Analyzing the Results:
The resulting DataFrame contains the product name, price elasticity, mean price, and mean quantity for each product. We sort the products based on their price elasticity to identify the most and least price-sensitive products.
final_df = final_df.sort_values(by=['price_elasticity'])
Visualizing Price Elasticity:
We use Seaborn to create a captivating bar plot showcasing the price elasticity scores for different products. This visualization helps us identify the products with the most significant impact on demand due to price changes.
# temp_df
plt.figure(figsize=(12,10))
ax= sns.barplot(x=temp_df['price_elasticity'],y=temp_df['name'])
ax.bar_label(ax.containers[0])
In the above we notice that Samsung-65 Class LED TV with a negative price elasticity of -17.68, it is described as follows: “A 10% price decrease in Samsung-65 Class LED, it increases sales demand by 170.6% or a 10% price increase, it decreases sales demand by 170.6%”

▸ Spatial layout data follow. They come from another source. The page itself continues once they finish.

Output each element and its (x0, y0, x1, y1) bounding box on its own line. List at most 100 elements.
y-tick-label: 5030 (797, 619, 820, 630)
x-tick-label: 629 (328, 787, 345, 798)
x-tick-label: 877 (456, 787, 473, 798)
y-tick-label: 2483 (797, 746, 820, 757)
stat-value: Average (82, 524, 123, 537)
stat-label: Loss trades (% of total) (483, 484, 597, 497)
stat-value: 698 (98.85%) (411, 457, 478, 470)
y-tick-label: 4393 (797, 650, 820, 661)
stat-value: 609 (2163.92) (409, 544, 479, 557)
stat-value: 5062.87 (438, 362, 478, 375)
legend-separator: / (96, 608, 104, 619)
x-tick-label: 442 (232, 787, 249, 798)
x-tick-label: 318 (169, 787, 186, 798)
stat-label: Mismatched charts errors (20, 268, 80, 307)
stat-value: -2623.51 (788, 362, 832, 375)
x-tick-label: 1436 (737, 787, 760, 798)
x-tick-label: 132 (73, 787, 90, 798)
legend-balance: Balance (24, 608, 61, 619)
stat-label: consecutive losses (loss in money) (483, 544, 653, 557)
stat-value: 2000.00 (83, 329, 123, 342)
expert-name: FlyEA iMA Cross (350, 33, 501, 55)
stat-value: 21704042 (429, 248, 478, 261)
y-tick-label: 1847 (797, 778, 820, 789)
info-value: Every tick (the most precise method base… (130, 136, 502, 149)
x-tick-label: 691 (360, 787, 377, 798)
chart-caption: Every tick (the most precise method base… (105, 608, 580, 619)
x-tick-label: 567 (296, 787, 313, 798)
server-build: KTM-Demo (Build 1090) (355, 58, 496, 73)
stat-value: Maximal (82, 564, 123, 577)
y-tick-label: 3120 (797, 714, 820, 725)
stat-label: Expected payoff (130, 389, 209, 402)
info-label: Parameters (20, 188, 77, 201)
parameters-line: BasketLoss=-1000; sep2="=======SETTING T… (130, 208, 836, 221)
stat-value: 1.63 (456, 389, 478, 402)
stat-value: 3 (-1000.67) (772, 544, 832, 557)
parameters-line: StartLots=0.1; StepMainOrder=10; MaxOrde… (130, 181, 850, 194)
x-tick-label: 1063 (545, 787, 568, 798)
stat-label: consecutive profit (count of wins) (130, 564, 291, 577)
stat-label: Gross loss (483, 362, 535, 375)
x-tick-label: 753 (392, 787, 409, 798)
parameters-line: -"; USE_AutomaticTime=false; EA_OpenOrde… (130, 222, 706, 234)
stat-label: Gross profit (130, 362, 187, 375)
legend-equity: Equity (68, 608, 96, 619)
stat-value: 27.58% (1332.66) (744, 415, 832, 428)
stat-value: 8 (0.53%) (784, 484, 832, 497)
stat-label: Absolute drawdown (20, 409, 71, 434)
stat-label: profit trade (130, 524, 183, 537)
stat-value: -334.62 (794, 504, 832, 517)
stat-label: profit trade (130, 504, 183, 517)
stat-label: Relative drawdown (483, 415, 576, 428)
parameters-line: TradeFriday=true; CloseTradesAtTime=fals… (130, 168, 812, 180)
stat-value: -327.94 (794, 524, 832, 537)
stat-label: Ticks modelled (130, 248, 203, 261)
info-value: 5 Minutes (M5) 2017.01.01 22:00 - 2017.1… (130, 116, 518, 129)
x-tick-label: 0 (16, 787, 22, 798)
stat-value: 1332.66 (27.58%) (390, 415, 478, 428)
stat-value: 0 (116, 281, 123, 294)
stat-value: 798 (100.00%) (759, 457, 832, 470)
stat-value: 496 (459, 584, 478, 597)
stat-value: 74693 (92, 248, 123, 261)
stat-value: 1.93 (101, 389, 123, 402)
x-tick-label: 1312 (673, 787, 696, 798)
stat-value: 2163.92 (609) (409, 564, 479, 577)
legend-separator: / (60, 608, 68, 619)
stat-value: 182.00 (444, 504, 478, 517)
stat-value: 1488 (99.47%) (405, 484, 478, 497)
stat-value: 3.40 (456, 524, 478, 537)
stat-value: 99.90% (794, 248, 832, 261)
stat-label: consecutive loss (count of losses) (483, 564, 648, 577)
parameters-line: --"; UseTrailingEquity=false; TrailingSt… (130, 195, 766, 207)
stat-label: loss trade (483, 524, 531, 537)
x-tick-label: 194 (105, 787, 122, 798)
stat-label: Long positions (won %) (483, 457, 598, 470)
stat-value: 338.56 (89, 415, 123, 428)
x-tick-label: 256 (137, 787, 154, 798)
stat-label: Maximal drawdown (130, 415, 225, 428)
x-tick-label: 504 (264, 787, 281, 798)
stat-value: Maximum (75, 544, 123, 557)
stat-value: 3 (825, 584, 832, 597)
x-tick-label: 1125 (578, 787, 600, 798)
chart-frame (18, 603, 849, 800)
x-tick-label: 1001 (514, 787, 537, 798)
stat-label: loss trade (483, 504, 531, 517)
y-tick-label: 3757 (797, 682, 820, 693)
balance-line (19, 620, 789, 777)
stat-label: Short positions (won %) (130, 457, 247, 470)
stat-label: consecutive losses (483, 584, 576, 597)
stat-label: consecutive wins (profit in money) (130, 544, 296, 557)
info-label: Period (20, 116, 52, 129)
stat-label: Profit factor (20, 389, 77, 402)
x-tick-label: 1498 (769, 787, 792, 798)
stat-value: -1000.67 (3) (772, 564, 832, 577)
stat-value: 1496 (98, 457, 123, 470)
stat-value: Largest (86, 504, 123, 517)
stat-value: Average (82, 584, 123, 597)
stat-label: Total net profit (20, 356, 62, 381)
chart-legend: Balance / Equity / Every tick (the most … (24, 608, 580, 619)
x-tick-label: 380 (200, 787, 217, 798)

Whereas in other case, Sony XBR-X850E-Series 75-Class TV with a negative price elasticity of 7.19 & interpreted as — “A 10% price decrease in XBR-X850E-Series 75-Class TV, it decreases sales demand by 71.2% or a 10% price increase, it increases sales demand by 71.2%”
Conclusion
Throughout this enthralling journey, we learned the significance of price elasticity in pricing strategies and explored its application in the real world of electronic products. Armed with the Price Elasticity Model, businesses can now make informed decisions about pricing and maximize their profits. Thank you for joining me on this exhilarating adventure.